The paper General Theory of Natural Equivalences by Eilenberg and Mac Lane (1945), where the terminology is first introduced, mentions neither Aristotle, nor Kant, nor even Carnap, who was still alive. The motivation given was:
"In a metamathematical sense our theory provides general concepts
applicable to all branches of mathematics, and so contributes to the current
trend towards uniform treatment of different mathematical disciplines. In
particular it provides opportunities for the comparison of constructions
and of the isomorphism occurring in different branches of mathematics;
in this way it may occasionally suggest new results by analogy."
This roughly corresponds to Aristotelian view of categories as the most general forms of being, or to Kantian view of them as most general forms of thinking. Then again, it also corresponds to their colloquial meaning, which derives from legal Latin. But Mac Lane is a philosopher-mathematician like Hilbert, see McLarty's The Last Mathematician from Hilbert’s Göttingen: Saunders Mac Lane as Philosopher of Mathematics, so philosophical inspiration is not unexpected. Almost 30 years later Mac Lane recalled in Notes to Chapter I of Categories for Working Mathematicians:
"A direct treatment of categories in their own right appeared in Eilenberg-Mac Lane . Now the discovery of ideas as general as these is chiefly the willingness to make a brash or speculative abstraction, in this case supported by the pleasure of purloining words from the philosophers: "Category" from Aristotle and Kant, "Functor" from Carnap (Logische Syntax der Sprache), and "natural ransformation" from then current informal parlance. Initially,
categories were used chiefly as a language, notably and effectively in the Eilenberg-Steenrod axioms for homology and cohomology theories."
However, the idea that objects are merely relational placeholders in a structure was certainly alien to both Aristotle and Kant. But it was common in French structuralism of the time derived from Saussure, and the notion of structure was taken up by Bourbaki, albeit still tied to the set-theoretic base. Kutateladze in Saunders Mac Lane, the Knight of Mathematics claims that he and Eilenberg were into Kant at the time, but I could not confirm this from a first hand source. Still, he tells an interesting background story which sounds plausible:
"In Mac Lane’s opinion, the conceptions of category theory were close to the
methodological principles of the project of Nicholas Bourbaki. Mac Lane was sym
pathetic with the project and was very close to joining in but this never happened (the main obstacles were in linguistic facilities). However, even the later membership of Eilenberg in the Bourbaki group could not overcome a shade of slight disinclination and repulsion. It turned out impossible to “
categorize Bourbaki” with a theory of non-French origin as Mac Lane had once phrased the matter shrewdly and elegantly. It is worth noting in this respect that the term “category theory” had roots in the mutual interest of its authors in philosophy and, in particular, in the works of Immanuel Kant".
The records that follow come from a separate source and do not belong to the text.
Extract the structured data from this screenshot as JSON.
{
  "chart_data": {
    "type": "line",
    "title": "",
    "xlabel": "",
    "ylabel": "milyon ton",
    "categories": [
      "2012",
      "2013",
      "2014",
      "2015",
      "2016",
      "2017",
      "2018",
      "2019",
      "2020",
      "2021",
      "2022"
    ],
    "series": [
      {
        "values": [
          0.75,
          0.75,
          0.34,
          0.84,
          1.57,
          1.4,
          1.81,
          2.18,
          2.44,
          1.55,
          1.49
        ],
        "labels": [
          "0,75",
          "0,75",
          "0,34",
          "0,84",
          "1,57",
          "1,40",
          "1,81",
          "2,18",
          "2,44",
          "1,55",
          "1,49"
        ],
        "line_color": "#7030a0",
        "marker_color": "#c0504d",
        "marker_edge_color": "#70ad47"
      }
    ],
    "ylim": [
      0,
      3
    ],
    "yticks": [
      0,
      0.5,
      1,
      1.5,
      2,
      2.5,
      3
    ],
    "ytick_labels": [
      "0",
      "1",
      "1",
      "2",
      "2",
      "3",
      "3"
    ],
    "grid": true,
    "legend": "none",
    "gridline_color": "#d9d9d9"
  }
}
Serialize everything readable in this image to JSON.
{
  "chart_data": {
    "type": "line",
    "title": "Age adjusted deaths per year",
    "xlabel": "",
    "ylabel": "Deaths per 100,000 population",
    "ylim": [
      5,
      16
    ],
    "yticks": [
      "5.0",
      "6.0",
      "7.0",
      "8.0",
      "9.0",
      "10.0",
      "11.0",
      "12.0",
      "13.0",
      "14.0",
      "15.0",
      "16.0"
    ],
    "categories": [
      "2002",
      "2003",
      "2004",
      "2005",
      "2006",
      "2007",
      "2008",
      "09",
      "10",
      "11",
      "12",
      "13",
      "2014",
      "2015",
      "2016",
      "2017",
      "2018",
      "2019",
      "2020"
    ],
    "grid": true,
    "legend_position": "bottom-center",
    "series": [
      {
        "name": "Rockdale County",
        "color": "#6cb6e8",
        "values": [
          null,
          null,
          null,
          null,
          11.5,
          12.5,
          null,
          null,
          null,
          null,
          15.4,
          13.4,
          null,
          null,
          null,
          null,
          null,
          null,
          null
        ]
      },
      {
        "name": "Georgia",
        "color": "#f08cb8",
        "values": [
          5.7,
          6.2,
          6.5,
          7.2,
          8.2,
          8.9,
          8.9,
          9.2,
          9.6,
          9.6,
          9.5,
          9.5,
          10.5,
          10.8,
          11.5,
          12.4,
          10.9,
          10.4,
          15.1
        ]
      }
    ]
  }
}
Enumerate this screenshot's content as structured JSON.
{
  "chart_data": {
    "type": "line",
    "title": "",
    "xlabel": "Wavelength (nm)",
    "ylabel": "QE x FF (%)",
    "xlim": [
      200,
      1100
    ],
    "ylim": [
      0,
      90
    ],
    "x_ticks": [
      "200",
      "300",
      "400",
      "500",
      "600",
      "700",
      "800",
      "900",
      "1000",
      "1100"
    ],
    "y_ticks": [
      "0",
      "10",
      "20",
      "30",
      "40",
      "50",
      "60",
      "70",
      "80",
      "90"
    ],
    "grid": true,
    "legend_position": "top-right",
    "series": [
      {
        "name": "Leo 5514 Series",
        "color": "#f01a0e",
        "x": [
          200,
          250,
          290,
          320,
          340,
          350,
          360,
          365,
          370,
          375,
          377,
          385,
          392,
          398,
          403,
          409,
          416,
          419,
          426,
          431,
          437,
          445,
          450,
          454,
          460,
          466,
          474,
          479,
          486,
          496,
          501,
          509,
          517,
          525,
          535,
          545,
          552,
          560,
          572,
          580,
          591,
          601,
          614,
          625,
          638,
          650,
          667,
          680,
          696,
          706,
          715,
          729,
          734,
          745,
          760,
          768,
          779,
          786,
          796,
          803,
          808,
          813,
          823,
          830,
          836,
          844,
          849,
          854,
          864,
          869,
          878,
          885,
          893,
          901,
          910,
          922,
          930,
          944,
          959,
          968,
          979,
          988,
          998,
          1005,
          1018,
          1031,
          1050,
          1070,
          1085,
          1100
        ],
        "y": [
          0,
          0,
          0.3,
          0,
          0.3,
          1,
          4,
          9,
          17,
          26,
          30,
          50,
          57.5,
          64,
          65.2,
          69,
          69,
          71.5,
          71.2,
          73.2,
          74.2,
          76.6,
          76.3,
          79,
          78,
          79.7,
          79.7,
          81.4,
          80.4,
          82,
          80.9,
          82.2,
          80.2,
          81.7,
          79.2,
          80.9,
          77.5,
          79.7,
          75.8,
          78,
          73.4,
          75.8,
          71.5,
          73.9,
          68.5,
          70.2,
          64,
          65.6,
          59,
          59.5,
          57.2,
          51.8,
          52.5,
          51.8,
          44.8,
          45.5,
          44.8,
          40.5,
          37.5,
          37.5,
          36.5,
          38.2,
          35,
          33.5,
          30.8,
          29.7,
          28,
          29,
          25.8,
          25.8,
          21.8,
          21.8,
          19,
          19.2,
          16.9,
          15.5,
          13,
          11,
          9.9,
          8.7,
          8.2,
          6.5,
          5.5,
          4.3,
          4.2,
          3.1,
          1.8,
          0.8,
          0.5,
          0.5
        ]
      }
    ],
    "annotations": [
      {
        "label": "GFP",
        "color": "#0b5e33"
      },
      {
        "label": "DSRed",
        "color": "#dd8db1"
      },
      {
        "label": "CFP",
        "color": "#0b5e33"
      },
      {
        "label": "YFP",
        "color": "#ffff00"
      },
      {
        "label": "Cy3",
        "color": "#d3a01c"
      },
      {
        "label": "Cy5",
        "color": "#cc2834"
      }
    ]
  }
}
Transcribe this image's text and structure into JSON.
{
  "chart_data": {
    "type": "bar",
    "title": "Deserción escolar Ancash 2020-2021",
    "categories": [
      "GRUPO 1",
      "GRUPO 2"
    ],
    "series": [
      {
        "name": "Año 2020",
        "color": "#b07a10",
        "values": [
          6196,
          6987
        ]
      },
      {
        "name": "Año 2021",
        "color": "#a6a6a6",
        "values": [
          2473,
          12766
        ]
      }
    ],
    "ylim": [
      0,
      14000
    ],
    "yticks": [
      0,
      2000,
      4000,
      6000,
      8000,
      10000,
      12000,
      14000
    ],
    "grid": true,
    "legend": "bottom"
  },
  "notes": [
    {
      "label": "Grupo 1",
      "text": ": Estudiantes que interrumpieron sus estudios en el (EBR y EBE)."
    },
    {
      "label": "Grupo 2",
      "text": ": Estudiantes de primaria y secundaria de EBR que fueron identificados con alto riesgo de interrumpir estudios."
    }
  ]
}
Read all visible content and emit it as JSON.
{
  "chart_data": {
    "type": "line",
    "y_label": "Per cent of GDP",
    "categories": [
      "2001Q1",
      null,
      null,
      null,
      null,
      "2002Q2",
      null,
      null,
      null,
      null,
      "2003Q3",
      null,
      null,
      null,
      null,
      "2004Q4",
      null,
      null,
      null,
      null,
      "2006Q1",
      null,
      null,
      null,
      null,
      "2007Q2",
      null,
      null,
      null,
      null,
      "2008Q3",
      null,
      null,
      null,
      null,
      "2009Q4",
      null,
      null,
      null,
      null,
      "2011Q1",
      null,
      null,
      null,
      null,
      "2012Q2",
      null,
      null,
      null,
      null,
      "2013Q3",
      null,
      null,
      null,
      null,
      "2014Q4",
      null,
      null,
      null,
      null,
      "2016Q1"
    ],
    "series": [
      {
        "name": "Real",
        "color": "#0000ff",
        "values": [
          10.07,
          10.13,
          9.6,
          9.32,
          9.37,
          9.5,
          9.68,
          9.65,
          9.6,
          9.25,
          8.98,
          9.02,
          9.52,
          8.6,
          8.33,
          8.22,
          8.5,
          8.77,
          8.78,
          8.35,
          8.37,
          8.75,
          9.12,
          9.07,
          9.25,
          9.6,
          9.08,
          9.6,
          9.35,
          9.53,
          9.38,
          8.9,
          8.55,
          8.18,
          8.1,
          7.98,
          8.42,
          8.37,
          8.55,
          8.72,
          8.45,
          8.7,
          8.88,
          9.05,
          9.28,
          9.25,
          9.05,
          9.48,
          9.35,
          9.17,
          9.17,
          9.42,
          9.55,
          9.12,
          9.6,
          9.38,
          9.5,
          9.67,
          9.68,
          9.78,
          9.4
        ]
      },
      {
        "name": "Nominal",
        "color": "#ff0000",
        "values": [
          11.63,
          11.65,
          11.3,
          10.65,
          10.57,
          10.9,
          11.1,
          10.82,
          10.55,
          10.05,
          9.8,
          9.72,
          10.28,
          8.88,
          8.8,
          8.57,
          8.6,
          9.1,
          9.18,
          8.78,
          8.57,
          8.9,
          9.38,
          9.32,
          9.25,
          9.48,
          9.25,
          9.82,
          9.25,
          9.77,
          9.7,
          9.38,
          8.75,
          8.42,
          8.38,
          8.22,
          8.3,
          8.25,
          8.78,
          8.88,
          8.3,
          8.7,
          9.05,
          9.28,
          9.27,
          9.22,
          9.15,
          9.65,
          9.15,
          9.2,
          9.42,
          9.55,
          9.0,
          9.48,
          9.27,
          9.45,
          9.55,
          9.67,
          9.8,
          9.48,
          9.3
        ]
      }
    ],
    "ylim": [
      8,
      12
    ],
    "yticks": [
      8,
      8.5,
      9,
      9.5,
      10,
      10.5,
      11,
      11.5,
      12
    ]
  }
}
The connection to Carnap also does not seem to go beyond general similarities. Here is from Belnap's paper Under Carnap’s Lamp: Flat Pre-semantics on Carnap's usage:
"At the abstract level that is relevant to our concerns, we think of a grammar as involving the following. Categorematic expressions, such as sentences or terms, with the idea that a semantics will then give a “value” of some kind to each categorematic expression. Syncategorematic expressions, such as “∼” or “&” or “(”, which play a role in some grammatical operation. Grammatical operations, or modes of combination or functors, each of which is a (grammatical) function taking categorematic expressions as input, and producing a categorematic expression as output. Example: the operation which, given two sentential inputs A1 and A2, produces an appropriate “conjunction” of those two sentences, perhaps having the appearance “(A1 & A2)”."
Corfield, quoting Belnap on the n-Category Cafe blog, is ambivalent:"I guess that gives us an idea of why Mac Lane chose it, although I don’t see that the notion of a functor taking arrows as arguments is present." One can see that MacLane could have borrowed not just functors but also categories directly from Carnap. Of course, Carnap himself, like other positivists, was heavily indebted to Kant, see e.g. Friedman's Parting of the Ways.